Not only does Alithic’s mineralization method safely store carbon, but the mineral byproduct also could lower the carbon footprint of concrete production by replacing traditional cement, one of the key components in concrete. Cement manufacturing accounts for 8% of global carbon dioxide emissions, per the World Economic Forum.

“Customers want more and more to have low-carbon concrete, especially government entities and public authorities,” says Alithic CEO Quentin Philippe, noting that “supplementary cementitious material” is also less expensive than traditional Portland cement.

But, Anex says, the market for supplementary cementitious material differs by region, depending upon the availability of nearby industrial waste that’s needed to generate the cement replacement.
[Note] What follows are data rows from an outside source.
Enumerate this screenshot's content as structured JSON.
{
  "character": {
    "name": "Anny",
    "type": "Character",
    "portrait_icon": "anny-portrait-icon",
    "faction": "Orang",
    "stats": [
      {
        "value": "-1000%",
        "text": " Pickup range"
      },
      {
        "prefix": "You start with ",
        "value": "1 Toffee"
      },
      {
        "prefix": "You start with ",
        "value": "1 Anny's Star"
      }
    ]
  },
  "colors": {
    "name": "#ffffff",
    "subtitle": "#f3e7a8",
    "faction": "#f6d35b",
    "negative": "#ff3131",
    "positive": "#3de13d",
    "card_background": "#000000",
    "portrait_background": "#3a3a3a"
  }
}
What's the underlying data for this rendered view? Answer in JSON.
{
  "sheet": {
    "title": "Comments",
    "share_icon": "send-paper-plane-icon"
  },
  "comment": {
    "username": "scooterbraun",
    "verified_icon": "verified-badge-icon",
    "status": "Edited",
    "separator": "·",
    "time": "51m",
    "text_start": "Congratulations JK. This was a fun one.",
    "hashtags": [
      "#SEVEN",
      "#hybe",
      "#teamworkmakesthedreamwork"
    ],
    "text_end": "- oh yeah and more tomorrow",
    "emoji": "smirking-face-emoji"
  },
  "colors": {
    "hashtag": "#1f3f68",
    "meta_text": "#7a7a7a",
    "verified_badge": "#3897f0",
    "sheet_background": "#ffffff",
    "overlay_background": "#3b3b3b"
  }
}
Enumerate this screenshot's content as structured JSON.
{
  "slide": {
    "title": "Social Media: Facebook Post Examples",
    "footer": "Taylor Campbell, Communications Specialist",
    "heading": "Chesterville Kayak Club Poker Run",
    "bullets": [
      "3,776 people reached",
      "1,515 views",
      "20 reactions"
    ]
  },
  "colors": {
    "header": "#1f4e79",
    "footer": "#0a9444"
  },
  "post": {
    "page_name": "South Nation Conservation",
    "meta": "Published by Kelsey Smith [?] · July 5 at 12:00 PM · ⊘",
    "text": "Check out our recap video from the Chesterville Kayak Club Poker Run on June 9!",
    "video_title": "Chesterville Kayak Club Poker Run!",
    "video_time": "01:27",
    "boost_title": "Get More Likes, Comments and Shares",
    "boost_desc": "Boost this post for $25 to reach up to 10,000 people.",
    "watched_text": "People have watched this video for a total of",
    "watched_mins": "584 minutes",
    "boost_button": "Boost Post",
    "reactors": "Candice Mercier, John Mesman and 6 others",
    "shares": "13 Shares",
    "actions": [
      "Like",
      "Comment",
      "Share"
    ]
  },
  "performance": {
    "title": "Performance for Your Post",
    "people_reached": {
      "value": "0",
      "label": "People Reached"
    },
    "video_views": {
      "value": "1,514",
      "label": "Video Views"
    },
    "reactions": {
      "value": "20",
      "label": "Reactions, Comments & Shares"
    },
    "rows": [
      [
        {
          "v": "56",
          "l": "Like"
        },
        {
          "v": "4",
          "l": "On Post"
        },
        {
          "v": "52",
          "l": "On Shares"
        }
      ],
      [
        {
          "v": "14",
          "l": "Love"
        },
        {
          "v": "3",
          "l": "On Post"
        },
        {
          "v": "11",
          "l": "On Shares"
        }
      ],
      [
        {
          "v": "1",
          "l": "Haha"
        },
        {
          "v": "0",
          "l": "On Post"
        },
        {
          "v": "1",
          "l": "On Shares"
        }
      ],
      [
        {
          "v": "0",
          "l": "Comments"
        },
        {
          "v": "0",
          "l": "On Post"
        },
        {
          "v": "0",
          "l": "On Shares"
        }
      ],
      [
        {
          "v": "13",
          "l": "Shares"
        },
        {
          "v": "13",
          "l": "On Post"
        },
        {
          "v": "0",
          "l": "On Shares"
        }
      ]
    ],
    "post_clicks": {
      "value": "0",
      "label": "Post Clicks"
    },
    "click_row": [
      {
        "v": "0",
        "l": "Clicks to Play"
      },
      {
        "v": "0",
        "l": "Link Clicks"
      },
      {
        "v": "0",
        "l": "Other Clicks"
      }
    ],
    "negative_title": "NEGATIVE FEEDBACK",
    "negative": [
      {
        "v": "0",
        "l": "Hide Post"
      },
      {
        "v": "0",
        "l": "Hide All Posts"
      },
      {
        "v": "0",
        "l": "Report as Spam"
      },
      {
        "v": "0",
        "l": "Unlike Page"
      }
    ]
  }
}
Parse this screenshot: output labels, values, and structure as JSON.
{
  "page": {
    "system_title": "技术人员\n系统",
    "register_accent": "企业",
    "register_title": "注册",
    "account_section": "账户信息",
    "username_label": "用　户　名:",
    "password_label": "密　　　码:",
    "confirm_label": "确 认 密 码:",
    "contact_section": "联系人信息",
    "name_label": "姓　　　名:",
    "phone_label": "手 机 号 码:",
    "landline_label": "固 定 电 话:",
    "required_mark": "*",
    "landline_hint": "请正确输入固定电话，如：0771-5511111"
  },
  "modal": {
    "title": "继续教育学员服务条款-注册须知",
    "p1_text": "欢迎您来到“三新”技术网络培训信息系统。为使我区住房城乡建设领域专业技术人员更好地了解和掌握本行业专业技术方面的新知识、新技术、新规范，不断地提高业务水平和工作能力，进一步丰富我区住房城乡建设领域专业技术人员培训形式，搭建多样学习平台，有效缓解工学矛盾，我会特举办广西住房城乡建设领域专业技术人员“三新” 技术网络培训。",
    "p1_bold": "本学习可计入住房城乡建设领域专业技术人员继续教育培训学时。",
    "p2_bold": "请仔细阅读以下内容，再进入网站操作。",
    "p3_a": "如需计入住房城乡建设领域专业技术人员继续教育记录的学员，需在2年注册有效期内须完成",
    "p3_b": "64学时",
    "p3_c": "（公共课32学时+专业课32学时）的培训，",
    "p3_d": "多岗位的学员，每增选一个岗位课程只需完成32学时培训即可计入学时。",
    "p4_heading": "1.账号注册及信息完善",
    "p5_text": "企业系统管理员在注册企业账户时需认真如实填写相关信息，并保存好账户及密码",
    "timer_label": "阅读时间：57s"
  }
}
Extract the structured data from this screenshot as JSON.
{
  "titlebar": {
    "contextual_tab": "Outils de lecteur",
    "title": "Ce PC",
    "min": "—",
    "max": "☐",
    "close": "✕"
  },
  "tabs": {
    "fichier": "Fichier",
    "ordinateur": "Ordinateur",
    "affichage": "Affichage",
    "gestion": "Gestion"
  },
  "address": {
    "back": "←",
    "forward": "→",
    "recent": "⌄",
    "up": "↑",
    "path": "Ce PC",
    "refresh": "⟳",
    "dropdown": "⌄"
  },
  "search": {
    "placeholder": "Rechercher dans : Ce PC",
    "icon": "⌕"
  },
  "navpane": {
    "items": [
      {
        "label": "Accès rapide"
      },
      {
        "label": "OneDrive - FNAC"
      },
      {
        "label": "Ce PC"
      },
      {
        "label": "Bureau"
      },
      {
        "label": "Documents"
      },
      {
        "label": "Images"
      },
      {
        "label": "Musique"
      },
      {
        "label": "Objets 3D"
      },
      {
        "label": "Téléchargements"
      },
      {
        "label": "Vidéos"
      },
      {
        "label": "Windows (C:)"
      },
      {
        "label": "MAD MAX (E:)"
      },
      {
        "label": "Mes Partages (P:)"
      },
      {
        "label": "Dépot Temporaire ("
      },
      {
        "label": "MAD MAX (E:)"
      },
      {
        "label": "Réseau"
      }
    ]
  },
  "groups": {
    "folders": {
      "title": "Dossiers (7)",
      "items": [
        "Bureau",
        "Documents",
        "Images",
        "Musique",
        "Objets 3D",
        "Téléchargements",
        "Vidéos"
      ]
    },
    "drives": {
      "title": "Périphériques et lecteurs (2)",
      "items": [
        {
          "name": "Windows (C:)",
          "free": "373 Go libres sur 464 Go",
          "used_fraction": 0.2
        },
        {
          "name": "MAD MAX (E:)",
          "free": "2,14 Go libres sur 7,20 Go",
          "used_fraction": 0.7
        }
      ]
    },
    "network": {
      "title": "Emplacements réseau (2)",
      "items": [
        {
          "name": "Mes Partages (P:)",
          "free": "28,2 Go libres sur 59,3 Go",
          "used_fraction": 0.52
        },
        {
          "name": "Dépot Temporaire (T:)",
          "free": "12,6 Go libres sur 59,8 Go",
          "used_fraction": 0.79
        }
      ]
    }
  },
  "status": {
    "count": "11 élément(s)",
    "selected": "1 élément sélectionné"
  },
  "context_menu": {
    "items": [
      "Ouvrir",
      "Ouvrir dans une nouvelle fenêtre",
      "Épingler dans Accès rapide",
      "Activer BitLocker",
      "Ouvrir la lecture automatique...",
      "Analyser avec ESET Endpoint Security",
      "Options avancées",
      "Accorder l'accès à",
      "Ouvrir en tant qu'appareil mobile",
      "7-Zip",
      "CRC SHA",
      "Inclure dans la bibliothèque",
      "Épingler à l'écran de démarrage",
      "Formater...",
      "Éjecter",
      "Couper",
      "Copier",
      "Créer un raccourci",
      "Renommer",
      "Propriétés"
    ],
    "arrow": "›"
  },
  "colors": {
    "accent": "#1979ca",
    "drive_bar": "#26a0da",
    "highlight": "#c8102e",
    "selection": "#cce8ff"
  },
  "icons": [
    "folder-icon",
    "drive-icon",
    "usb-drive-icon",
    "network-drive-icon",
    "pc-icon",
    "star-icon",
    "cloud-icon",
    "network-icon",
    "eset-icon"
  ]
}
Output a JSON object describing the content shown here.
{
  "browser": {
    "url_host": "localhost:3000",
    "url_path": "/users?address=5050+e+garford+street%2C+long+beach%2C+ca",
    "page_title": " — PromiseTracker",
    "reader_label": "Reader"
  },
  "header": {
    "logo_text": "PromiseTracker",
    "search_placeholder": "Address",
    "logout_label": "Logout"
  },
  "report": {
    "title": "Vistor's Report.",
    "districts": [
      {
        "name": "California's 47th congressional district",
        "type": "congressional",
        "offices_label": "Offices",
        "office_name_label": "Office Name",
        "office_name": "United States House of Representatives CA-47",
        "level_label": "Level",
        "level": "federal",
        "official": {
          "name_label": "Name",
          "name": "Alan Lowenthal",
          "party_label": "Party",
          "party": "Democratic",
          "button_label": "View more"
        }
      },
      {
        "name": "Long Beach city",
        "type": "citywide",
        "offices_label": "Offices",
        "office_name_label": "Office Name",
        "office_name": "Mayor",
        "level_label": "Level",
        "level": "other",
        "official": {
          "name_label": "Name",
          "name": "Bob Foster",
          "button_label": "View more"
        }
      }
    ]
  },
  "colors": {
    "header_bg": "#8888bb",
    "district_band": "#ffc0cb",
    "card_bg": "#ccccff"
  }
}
In Alithic’s case, the quality of the supplementary cementitious material produced varies depending on the type of waste material that’s fed into the system. And, complicating matters further, the quality of that byproduct doesn’t correlate with the amount of carbon that’s captured in the process.

“You can capture more carbon dioxide out of the atmosphere and make poorer quality supplementary cementitious material, or vice versa,” says Anex, adding that carbon markets are both nascent and affected by the current geopolitical winds. “So, there are tradeoffs.”

With funding from the WARF Ventures program and lead investments from European venture capital funds Counteract and Kiko Ventures, Philippe says Alithic plans to build a demonstration facility in Madison within the first half of 2025. The company will follow that up by 2026 or 2027 with a larger pilot plant capable of capturing roughly 1,000 tons of carbon dioxide a year. Philippe aims for the company to eventually construct modular plants, both in the United States and abroad.

“My personal belief is after a decade, people will realize how desperately we’re going to need technologies like this,” says Wang. “But by then, if we want to start building a new technology, it will take another 10 years before we can scale it up to any meaningful scale. That will, in my opinion, be already too late. My hope for our technology is we will demonstrate it so that by the time people realize we need to remove carbon dioxide super fast, we have this technology ready to go.”